Es ist eine Weile vergangen seit “Der anatolische Panther”. Mit diesem ungewöhnlichen Underdog-Krimi hat mich der Vorarlberger André Pilz vor sechs Jahren so richtig begeistert. Seitdem ist offenbar auch im Leben des Schriftstellers einiges geschehen, denn er schreibt nicht mehr für den Haymon Verlag, sondern für den prestigeträchtigen Suhrkamp Verlag. Dessen Herausgeber der Krimireihe, Thomas Wörtche, steckt da wohl dahinter. Nun liegt mit “Morden und lügen” jedenfalls endlich wieder ein Thriller von Pilz vor. Soviel vorweg: Er muss keinen Vergleich mit namhaften heimischen Krimiautoren scheuen.
Hauptfigur Jan, ein Autor in einer veritablen Schaffenskrise, muss sich seiner Vergangenheit stellen. Und gleich zu Beginn hat man ein wenig das Gefühl, Pilz schreibe über seine eigenen Erfahrungen mit den Schattenseiten des Schriftstellerdaseins: “Ich konnte nur so lange davon leben, solange ich konzentriert arbeitete, etwas schrieb, das ich verkaufen konnte. Und im Moment wollte man mein Zeug nicht mal geschenkt.” Tatsächlich muss diese Ungewissheit belastend sein. “Ich balancierte ohne Sicherheitsnetz, und sollte ich fallen, war alles aus und vorbei und ich würde mich mit Schulden wiederfinden und wahrscheinlich für den Rest meines Lebens Jobs annehmen müssen, die ich hasste.”
Wollen wir hoffen, dass das niemals der Fall sein wird! Denn Pilz ist ein verdammt guter Autor. Aber worum geht es? Vor sechzehn Jahren wurde die Studentin Angelika vor ihrem Wohnheim in einer österreichischen Universitätsstadt getötet. Nun taucht plötzlich die Mutter der Toten auf und bezichtigt Jan, mehr über die Tat zu wissen, als er zugibt.
Ein unzuverlässiger Erzähler
Pilz bedient sich bei seiner Erzählung des Stilmittels des unzuverlässigen Erzählers. Kann man Jan, der auch mal schnell aus der Fassung gerät, trauen? Ist er wirklich unschuldig? Was weiß er? Diese Fragen stellt sich auch Haddah, Bloggerin mit Migrationshintergrund und heimliche Heldin der Geschichte. Die selbstbewusste junge Frau ist an den Hintergründen des Todes zweier Afrikaner interessiert, die ein halbes Jahr nach der Studentin fast ohne Wahrnehmung der Öffentlichkeit von einer Polizistin getötet wurden. Ein typischer Fall im Drogenmilieu eben, so hat es den Anschein. Schon bald aber stellt sich die Frage: Hängen die beiden Geschehnisse zusammen?

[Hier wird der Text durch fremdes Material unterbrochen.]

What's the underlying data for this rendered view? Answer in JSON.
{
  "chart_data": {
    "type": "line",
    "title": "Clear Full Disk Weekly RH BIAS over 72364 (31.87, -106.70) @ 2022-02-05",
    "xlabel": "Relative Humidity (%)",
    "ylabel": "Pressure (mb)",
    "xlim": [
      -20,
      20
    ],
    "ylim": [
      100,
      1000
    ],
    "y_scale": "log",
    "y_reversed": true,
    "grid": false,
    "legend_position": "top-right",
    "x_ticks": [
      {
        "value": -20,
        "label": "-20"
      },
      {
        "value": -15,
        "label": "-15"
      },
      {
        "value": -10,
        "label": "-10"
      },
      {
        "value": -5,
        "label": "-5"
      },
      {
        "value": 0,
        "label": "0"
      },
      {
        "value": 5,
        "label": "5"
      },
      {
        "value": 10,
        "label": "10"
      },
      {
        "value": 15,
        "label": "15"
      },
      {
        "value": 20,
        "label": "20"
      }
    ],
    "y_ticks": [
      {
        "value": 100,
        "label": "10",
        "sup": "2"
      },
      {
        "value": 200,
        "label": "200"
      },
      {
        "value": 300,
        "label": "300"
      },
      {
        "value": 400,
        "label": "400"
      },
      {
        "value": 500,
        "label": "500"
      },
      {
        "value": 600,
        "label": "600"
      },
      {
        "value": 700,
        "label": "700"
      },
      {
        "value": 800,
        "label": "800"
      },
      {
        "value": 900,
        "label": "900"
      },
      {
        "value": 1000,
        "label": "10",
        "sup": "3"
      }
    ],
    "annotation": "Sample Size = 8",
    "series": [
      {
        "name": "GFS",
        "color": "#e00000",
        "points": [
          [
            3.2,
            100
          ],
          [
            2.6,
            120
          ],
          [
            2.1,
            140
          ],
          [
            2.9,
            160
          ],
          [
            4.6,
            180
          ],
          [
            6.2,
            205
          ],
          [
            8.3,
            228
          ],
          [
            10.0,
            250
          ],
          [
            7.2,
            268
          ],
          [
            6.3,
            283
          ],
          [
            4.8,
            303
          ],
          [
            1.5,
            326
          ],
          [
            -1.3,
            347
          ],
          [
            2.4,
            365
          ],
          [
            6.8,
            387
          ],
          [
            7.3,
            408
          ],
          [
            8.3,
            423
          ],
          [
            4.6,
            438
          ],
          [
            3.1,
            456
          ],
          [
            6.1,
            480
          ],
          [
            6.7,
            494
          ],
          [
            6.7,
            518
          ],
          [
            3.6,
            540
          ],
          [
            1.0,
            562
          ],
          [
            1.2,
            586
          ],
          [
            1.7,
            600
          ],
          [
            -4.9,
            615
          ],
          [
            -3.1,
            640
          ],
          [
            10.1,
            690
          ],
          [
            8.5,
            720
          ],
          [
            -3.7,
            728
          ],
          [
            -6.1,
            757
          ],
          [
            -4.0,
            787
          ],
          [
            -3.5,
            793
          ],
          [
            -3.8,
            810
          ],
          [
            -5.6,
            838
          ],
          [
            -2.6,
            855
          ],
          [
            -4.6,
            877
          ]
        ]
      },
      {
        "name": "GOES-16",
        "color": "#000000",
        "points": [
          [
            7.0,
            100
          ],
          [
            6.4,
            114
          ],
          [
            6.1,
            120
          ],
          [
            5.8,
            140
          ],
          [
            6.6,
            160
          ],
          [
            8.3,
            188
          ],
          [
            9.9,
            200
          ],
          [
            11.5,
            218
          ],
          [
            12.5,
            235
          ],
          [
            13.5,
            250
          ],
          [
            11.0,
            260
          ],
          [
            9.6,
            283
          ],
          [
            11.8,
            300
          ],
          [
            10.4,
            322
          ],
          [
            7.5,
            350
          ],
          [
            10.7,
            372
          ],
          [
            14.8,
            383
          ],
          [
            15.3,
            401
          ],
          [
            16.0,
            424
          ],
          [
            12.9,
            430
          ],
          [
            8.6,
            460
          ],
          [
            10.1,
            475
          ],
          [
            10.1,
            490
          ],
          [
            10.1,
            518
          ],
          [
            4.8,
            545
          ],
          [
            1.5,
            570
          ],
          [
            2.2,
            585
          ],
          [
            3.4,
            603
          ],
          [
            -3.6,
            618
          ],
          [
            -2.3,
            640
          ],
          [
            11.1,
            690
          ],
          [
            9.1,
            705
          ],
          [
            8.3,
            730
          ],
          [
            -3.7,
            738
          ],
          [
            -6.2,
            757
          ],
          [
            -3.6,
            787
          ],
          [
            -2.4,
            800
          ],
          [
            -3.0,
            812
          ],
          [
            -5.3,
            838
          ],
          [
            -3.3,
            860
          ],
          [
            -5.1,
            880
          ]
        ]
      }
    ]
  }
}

Was als durchaus üblicher Thriller über eine mutmaßliche Beziehungstat beginnt, wird zunehmend facettenreicher, denn Pilz greift auch die Themen Polizeigewalt und Rassismus auf. Was mir besonders gut gefällt, ist seine Sichtweise. Im Zentrum seiner Geschichten stehen nicht die Ermittler, sondern Menschen, die nicht ganz in der Mitte der Gesellschaft verankert sind. In “Morden und lügen” fasziniert vor allem der Charakter von Haddah. Mit ihr würde man sich auch gern mal einen verbalen Schlagabtausch liefern. Wobei: Man hätte keine Chance gegen sie!
Ich brauche keine verzwickten, rätselhaften High-Society-Morde. Ich lese lieber über Außenseiter und an den Rand Gedrängte. Gut gefallen hat mir auch, dass Jan ein sehr ambivalenter Charakter ist. So richtig sympathisch wird einem dieser Kerl nicht. Er wirkt dadurch dem Leben entsprungen. “Der anatolische Panther” hat mich noch eine Spur mehr beeindruckt, aber wie auch immer: Kein zweiter österreichischer Krimiautor erzählt so wunderbare Underdog-Geschichten. Und hoffen wir, dass es nicht wieder sechs Jahre dauert, bis es etwas von Pilz zu lesen gibt.
7 von 10 Punkten
André Pilz: “Morden und lügen”, Suhrkamp Verlag, 304 Seiten.